Author's Note: I know it's been quite a while since I last posted. I just keep tripping over real life and writer's block - and neither is getting much better! This chapter is short and owes a lot to William Shakespeare. Thanks for reading!

They weren't his usual silk pajamas, but Ducky stripped down to his t-shirt and found a pair of Jethro's sweatpants. And although it was late, he couldn't fall asleep, so he was pleased to find some fairly interesting books on the bedside table. The man from Stillwater was deep, he realized not for the first time as he looked through the reading material: Orwell, Dickens, Le Carre, even Shakespeare – though that really didn't surprise him. Jethro was a modern day Henry walking among his subjects, always ascertaining the general mood of his troops. Ducky picked up the volume to find that it was Henry IV, Part One and Two. He opened to the first page and found himself reading aloud:

"So shaken as we are, so wan with care, find we a time for frighted peace to pant, and breathe short-winded accents of new broils to be commenced in strands afar remote."

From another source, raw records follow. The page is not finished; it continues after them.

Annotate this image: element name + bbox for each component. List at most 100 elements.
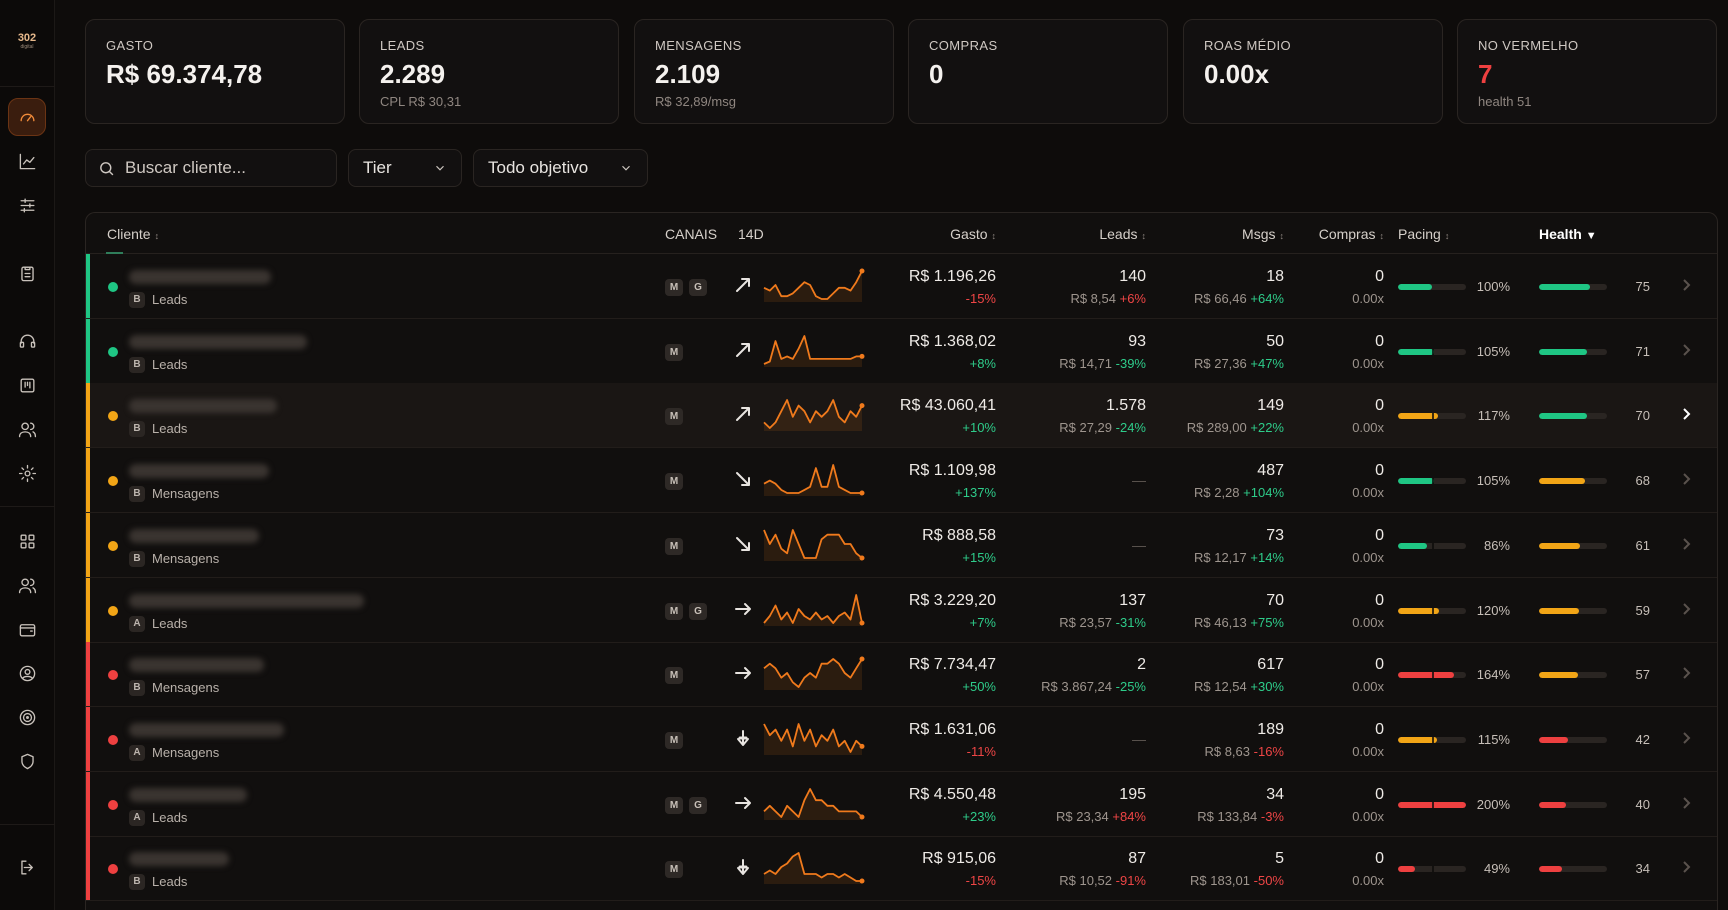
- chevron-right-icon[interactable]: [1678, 795, 1694, 811]
- nav-users-button[interactable]: [8, 410, 46, 448]
- nav-support-button[interactable]: [8, 322, 46, 360]
- msgs-value: 34: [1266, 785, 1284, 803]
- leads-delta: -91%: [1115, 873, 1146, 889]
- nav-wallet-button[interactable]: [8, 610, 46, 648]
- msgs-value: 5: [1275, 850, 1284, 868]
- pacing-bar: [1398, 736, 1466, 743]
- msgs-delta: +104%: [1243, 485, 1284, 501]
- th-pacing[interactable]: Pacing ↕: [1398, 226, 1449, 242]
- pacing-target-tick: [1432, 542, 1434, 549]
- chevron-right-icon[interactable]: [1678, 536, 1694, 552]
- chevron-right-icon[interactable]: [1678, 406, 1694, 422]
- table-row[interactable]: B Mensagens M R$ 7.734,47 +50% 2 R$ 3.86…: [86, 642, 1717, 708]
- health-score: 42: [1635, 731, 1650, 747]
- pacing-bar: [1398, 478, 1466, 485]
- msgs-value: 70: [1266, 591, 1284, 609]
- channel-chip: M: [665, 861, 683, 879]
- nav-team-button[interactable]: [8, 566, 46, 604]
- gasto-delta: -15%: [965, 873, 996, 889]
- pacing-fill: [1398, 478, 1434, 485]
- pacing-percent: 164%: [1476, 667, 1510, 683]
- trend-down-icon: [734, 535, 752, 553]
- table-row[interactable]: A Leads MG R$ 3.229,20 +7% 137 R$ 23,57 …: [86, 577, 1717, 643]
- chevron-right-icon[interactable]: [1678, 471, 1694, 487]
- objective-label: Leads: [152, 809, 188, 825]
- sort-icon: ↕: [1279, 231, 1285, 241]
- msgs-delta: +14%: [1250, 549, 1284, 565]
- msgs-cost: R$ 66,46: [1193, 291, 1247, 306]
- objective-dropdown[interactable]: Todo objetivo: [473, 149, 648, 187]
- table-row[interactable]: B Mensagens M R$ 1.109,98 +137% — 487 R$…: [86, 448, 1717, 514]
- chevron-right-icon[interactable]: [1678, 601, 1694, 617]
- nav-dashboard-button[interactable]: [8, 98, 46, 136]
- objective-label: Leads: [152, 356, 188, 372]
- stat-label: COMPRAS: [929, 38, 998, 53]
- nav-reports-button[interactable]: [8, 254, 46, 292]
- chevron-right-icon[interactable]: [1678, 859, 1694, 875]
- status-dot: [108, 346, 118, 357]
- leads-value: 93: [1128, 332, 1146, 350]
- objective-label: Leads: [152, 292, 188, 307]
- status-stripe: [86, 318, 90, 383]
- gasto-value: R$ 1.631,06: [908, 720, 996, 738]
- compras-value: 0: [1375, 656, 1384, 674]
- table-row[interactable]: B Mensagens M R$ 888,58 +15% — 73 R$ 12,…: [86, 512, 1717, 578]
- compras-value: 0: [1375, 850, 1384, 868]
- table-header: Cliente ↕ CANAIS 14D Gasto ↕ Leads ↕ Msgs ↕ …: [86, 213, 1717, 254]
- logout-button[interactable]: [8, 848, 46, 886]
- search-box[interactable]: [85, 149, 337, 187]
- leads-empty: —: [1132, 472, 1146, 489]
- th-msgs-label: Msgs: [1242, 226, 1276, 242]
- pacing-percent: 86%: [1483, 537, 1510, 553]
- shield-icon: [20, 753, 34, 769]
- compras-value: 0: [1375, 785, 1384, 803]
- chart-line-icon: [19, 153, 35, 169]
- msgs-delta: +47%: [1250, 355, 1284, 371]
- users-icon: [18, 421, 36, 437]
- leads-delta: -25%: [1115, 679, 1146, 695]
- nav-security-button[interactable]: [8, 742, 46, 780]
- nav-profile-button[interactable]: [8, 654, 46, 692]
- th-leads[interactable]: Leads ↕: [1099, 226, 1146, 242]
- sparkline: [763, 787, 865, 820]
- leads-value: 2: [1137, 656, 1146, 674]
- table-row[interactable]: B Leads M R$ 43.060,41 +10% 1.578 R$ 27,…: [86, 383, 1717, 449]
- health-bar: [1539, 866, 1607, 873]
- th-compras[interactable]: Compras ↕: [1319, 226, 1384, 242]
- leads-delta: -24%: [1115, 420, 1146, 436]
- msgs-delta: -50%: [1253, 873, 1284, 889]
- nav-board-button[interactable]: [8, 366, 46, 404]
- table-row[interactable]: A Leads MG R$ 4.550,48 +23% 195 R$ 23,34…: [86, 771, 1717, 837]
- table-row[interactable]: A Mensagens M R$ 1.631,06 -11% — 189 R$ …: [86, 706, 1717, 772]
- msgs-sub: R$ 66,46 +64%: [1194, 291, 1284, 306]
- nav-settings-button[interactable]: [8, 454, 46, 492]
- table-row[interactable]: B Leads M R$ 915,06 -15% 87 R$ 10,52 -91…: [86, 836, 1717, 902]
- th-msgs[interactable]: Msgs ↕: [1242, 226, 1284, 242]
- nav-goals-button[interactable]: [8, 698, 46, 736]
- brand-logo[interactable]: 302 digital: [14, 32, 40, 52]
- health-score: 40: [1635, 796, 1650, 812]
- tier-dropdown[interactable]: Tier: [348, 149, 462, 187]
- chevron-right-icon[interactable]: [1678, 665, 1694, 681]
- chevron-right-icon[interactable]: [1678, 342, 1694, 358]
- th-gasto[interactable]: Gasto ↕: [950, 226, 996, 242]
- chevron-right-icon[interactable]: [1678, 277, 1694, 293]
- status-stripe: [86, 383, 90, 448]
- table-row[interactable]: B Leads M R$ 1.368,02 +8% 93 R$ 14,71 -3…: [86, 318, 1717, 384]
- th-health[interactable]: Health ▼: [1539, 226, 1597, 242]
- stat-value: 2.109: [655, 59, 721, 89]
- chevron-right-icon[interactable]: [1678, 730, 1694, 746]
- search-input[interactable]: [125, 158, 325, 178]
- stat-label: NO VERMELHO: [1478, 38, 1579, 53]
- gasto-value: R$ 4.550,48: [908, 785, 996, 803]
- leads-delta: -31%: [1115, 614, 1146, 630]
- client-name-redacted: [129, 658, 264, 673]
- pacing-percent: 120%: [1476, 602, 1510, 618]
- channel-chip: M: [665, 537, 683, 555]
- th-cliente[interactable]: Cliente ↕: [107, 226, 159, 242]
- nav-apps-button[interactable]: [8, 522, 46, 560]
- compras-value: 0: [1375, 332, 1384, 350]
- table-row[interactable]: B Leads MG R$ 1.196,26 -15% 140 R$ 8,54 …: [86, 254, 1717, 319]
- nav-controls-button[interactable]: [8, 186, 46, 224]
- nav-analytics-button[interactable]: [8, 142, 46, 180]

He let the book fall to his chest. New broils, he thought, always a new broil. If only there were time for peace, however frighted, to simply rest and gather one's strength. He hoped that Jethro was resting now, but he knew that the next weeks would be anything but restful.

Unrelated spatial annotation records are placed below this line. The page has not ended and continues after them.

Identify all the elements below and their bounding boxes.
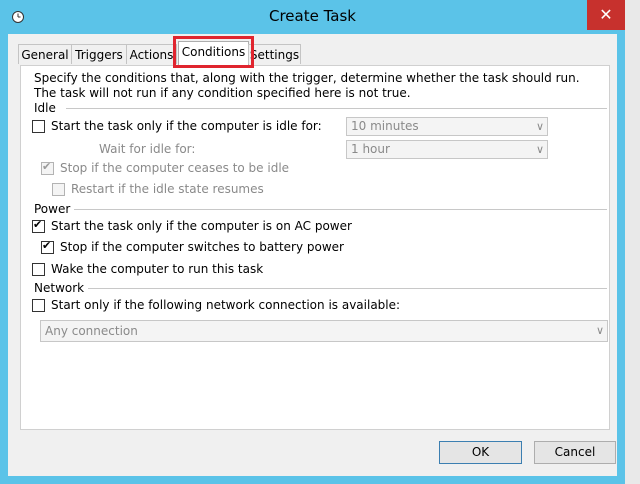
battery-row[interactable]: Stop if the computer switches to battery… [41, 239, 344, 254]
ac-power-label: Start the task only if the computer is o… [51, 219, 352, 233]
ac-power-checkbox[interactable] [32, 218, 45, 233]
idle-divider [66, 108, 607, 109]
tab-actions[interactable]: Actions [126, 44, 177, 64]
tab-triggers[interactable]: Triggers [71, 44, 127, 64]
stop-if-ceases-row[interactable]: Stop if the computer ceases to be idle [41, 160, 290, 175]
create-task-dialog: Create Task ✕ General Triggers Actions C… [0, 0, 625, 484]
battery-checkbox[interactable] [41, 239, 54, 254]
restart-if-resumes-label: Restart if the idle state resumes [71, 182, 264, 196]
network-heading: Network [34, 281, 85, 295]
idle-duration-select[interactable]: 10 minutes ∨ [346, 117, 548, 136]
chevron-down-icon: ∨ [535, 120, 544, 133]
idle-start-checkbox[interactable] [32, 119, 45, 133]
tab-settings[interactable]: Settings [248, 44, 301, 64]
wait-for-idle-select[interactable]: 1 hour ∨ [346, 140, 548, 159]
network-label: Start only if the following network conn… [51, 298, 401, 312]
idle-start-row[interactable]: Start the task only if the computer is i… [32, 119, 322, 133]
idle-duration-value: 10 minutes [351, 119, 419, 133]
wake-row[interactable]: Wake the computer to run this task [32, 262, 263, 276]
wait-for-idle-label: Wait for idle for: [99, 142, 196, 156]
power-heading: Power [34, 202, 71, 216]
restart-if-resumes-checkbox[interactable] [52, 182, 65, 196]
wake-label: Wake the computer to run this task [51, 262, 264, 276]
window-title: Create Task [269, 7, 356, 25]
close-button[interactable]: ✕ [587, 0, 625, 30]
network-row[interactable]: Start only if the following network conn… [32, 298, 400, 312]
cancel-button[interactable]: Cancel [534, 441, 616, 464]
network-connection-value: Any connection [45, 324, 138, 338]
wake-checkbox[interactable] [32, 262, 45, 276]
network-divider [88, 288, 607, 289]
power-divider [74, 209, 607, 210]
dialog-client-area: General Triggers Actions Conditions Sett… [8, 34, 617, 476]
ok-button[interactable]: OK [439, 441, 522, 464]
close-icon: ✕ [599, 5, 613, 24]
stop-if-ceases-checkbox[interactable] [41, 160, 54, 175]
idle-heading: Idle [34, 101, 56, 115]
network-connection-select[interactable]: Any connection ∨ [40, 320, 608, 342]
ac-power-row[interactable]: Start the task only if the computer is o… [32, 218, 352, 233]
tab-general[interactable]: General [18, 44, 72, 64]
battery-label: Stop if the computer switches to battery… [60, 240, 344, 254]
idle-start-label: Start the task only if the computer is i… [51, 119, 322, 133]
network-checkbox[interactable] [32, 298, 45, 312]
stop-if-ceases-label: Stop if the computer ceases to be idle [60, 161, 290, 175]
chevron-down-icon: ∨ [595, 324, 604, 337]
title-bar: Create Task ✕ [0, 0, 625, 34]
restart-if-resumes-row[interactable]: Restart if the idle state resumes [52, 182, 264, 196]
wait-for-idle-value: 1 hour [351, 142, 390, 156]
tab-highlight-box [173, 36, 254, 68]
chevron-down-icon: ∨ [535, 143, 544, 156]
conditions-description: Specify the conditions that, along with … [34, 71, 580, 100]
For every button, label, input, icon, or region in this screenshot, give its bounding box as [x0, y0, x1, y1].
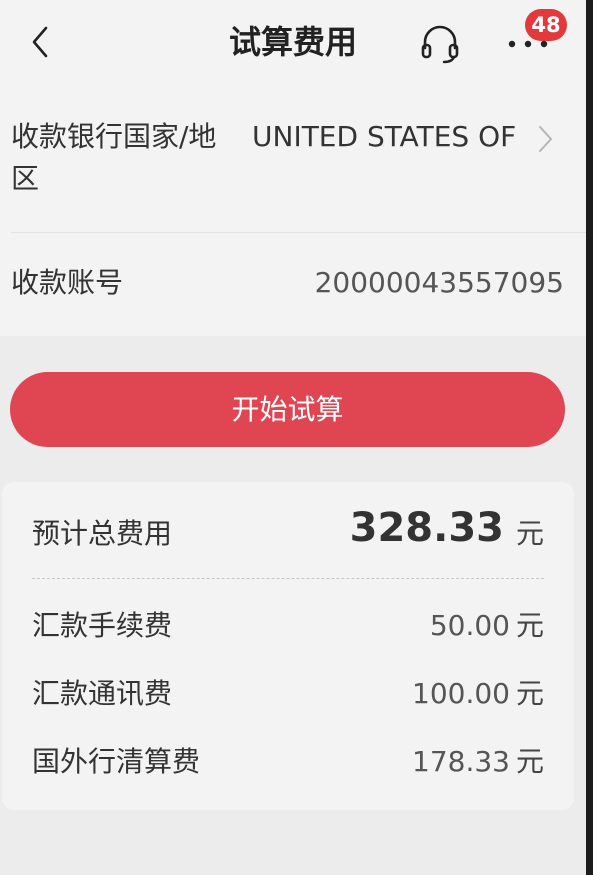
- country-region-row[interactable]: 收款银行国家/地区 UNITED STATES OF: [0, 84, 586, 232]
- notification-badge: 48: [525, 9, 567, 41]
- dashed-divider: [32, 578, 544, 579]
- chevron-right-icon: [539, 126, 552, 152]
- fee-label: 汇款通讯费: [32, 677, 173, 710]
- fee-result-card: 预计总费用 328.33 元 汇款手续费 50.00 元 汇款通讯费 100.00…: [2, 482, 574, 810]
- total-fee-label: 预计总费用: [32, 517, 173, 550]
- fee-amount: 50.00 元: [430, 604, 544, 648]
- fee-unit: 元: [515, 609, 544, 642]
- total-fee-unit: 元: [515, 517, 544, 550]
- fee-amount: 178.33 元: [412, 740, 544, 784]
- country-region-label: 收款银行国家/地区: [11, 120, 217, 195]
- account-number-value: 20000043557095: [314, 266, 564, 299]
- fee-row-handling: 汇款手续费 50.00 元: [2, 604, 574, 648]
- fee-label: 国外行清算费: [32, 745, 201, 778]
- country-region-value: UNITED STATES OF: [252, 120, 517, 153]
- fee-amount: 100.00 元: [412, 672, 544, 716]
- fee-unit: 元: [515, 677, 544, 710]
- fee-unit: 元: [515, 745, 544, 778]
- fee-value: 50.00: [429, 609, 510, 642]
- customer-service-button[interactable]: [418, 22, 462, 64]
- total-fee-amount: 328.33: [349, 505, 504, 551]
- fee-value: 100.00: [412, 677, 510, 710]
- fee-label: 汇款手续费: [32, 609, 173, 642]
- account-number-label: 收款账号: [11, 266, 124, 299]
- headset-icon: [421, 25, 459, 64]
- payee-info-card: 收款银行国家/地区 UNITED STATES OF 收款账号 20000043…: [0, 84, 586, 336]
- account-number-row: 收款账号 20000043557095: [0, 233, 586, 336]
- top-nav-bar: 试算费用 48: [0, 0, 586, 84]
- fee-value: 178.33: [412, 745, 510, 778]
- start-calculation-button[interactable]: 开始试算: [10, 372, 565, 447]
- screen-edge: [586, 0, 593, 875]
- fee-estimate-page: 试算费用 48 收款银行国家/地区 UNITED STATES OF 收款账号 …: [0, 0, 593, 875]
- fee-row-clearing: 国外行清算费 178.33 元: [2, 740, 574, 784]
- page-title: 试算费用: [228, 23, 357, 61]
- fee-row-telecom: 汇款通讯费 100.00 元: [2, 672, 574, 716]
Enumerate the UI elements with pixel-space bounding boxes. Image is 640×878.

Reaching back over to the bedside table, he found another play, Henry V, the next in the series. He remembered a passage from his days at prep school, and his fingers quickly leafed through the pages until he found it, again reading aloud, enjoying the taste and feel of Shakespeare's words on his tongue:

"I think the king is but a man as I am. The violet smells to him as it doth to me. The element shows to him as it doth to me. All his senses have but human conditions. His ceremonies laid by, in his nakedness he appears but a man, and though his affections are higher mounted than ours, yet when they stoop, they stoop with the like wing. Therefore, when he sees reason of fears as we do, his fears, out of doubt, be of the same relish as ours are. Yet, in reason, no man should possess him with any appearance of fear, lest he, by showing it, should dishearten his army."

Ducky sighed and wondered if the rest of the team knew just how deep the waters really were.